I could only understand bits here and there of what Prohanov was saying and he's using a lot of "difficult" words...

But as a general observation, it seems to ME that many things that happened in the early 1990s in the ex USSR was not generally in the interest of most people. Seems that Lukashenko was the only CIS leader who realised that and put the brakes on.. Whether what he did after that was right or wrong.. is the question. Perhaps he allowed the country to stagnate.

I guess guess there WAS no easy solution, but the idea of "freedom" at the price of poverty, suffering and degradation for so many in society simply can't be what the majority would really have wanted! Doing the reforms slower might have prevented a lot of that.

And look at the ex Soviet republics how things have worked out there... In Central Asia they certainly don't have any more democracy now, than under the USSR, but now they are also much poorer also have less opportunities to improve their lives.

BBC makes pretty good and transparent surveys.
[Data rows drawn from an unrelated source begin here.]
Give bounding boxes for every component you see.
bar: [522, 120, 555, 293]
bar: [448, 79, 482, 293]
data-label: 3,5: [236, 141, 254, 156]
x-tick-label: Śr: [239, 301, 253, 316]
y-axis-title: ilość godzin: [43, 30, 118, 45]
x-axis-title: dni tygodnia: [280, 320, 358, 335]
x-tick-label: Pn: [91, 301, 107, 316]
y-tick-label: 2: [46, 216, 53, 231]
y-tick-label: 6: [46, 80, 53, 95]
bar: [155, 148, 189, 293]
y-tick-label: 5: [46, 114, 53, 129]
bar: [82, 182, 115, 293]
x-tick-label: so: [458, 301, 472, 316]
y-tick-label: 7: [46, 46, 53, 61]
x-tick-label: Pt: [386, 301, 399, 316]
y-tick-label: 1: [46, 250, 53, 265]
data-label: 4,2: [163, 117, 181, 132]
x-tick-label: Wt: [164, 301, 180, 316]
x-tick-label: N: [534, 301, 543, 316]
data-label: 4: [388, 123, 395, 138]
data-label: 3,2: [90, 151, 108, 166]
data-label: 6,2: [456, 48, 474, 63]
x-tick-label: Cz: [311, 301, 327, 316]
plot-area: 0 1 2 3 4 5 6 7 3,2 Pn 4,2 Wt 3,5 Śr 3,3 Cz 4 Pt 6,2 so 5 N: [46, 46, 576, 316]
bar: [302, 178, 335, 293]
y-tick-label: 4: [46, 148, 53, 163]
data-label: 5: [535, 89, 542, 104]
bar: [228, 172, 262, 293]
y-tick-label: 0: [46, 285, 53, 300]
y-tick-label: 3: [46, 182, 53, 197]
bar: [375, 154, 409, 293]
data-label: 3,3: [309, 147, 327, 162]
Here is what they found in 2009, in the survey "Twenty Years after Fall of Berlin Wall" (full survey with questions and methodology)Twenty Years after Fall of Berlin Wall

Quote Originally Posted by BBC World Services Survey
.....majorities would like their government to be more active in owning or directly controlling their country’s major industries in 15 of the 27 countries. This view is particularly widely held in countries of the former Soviet states of Russia (77%), and Ukraine (75%), but also Brazil (64%), Indonesia (65%), and France (57%).

Majorities support governments distributing wealth more evenly in 22 of the 27 countries —on average two out of three (67%) across all countries. In 17 of the 27 countries most want to see government doing more to regulate business—on average 56%.


The poll also asked about whether the breakup of the Soviet Union was a good thing or not. (.....)

Among former Warsaw Pact countries, most Russians (61%) and Ukrainians (54%) believe the breakup of the Soviet Union was a bad thing.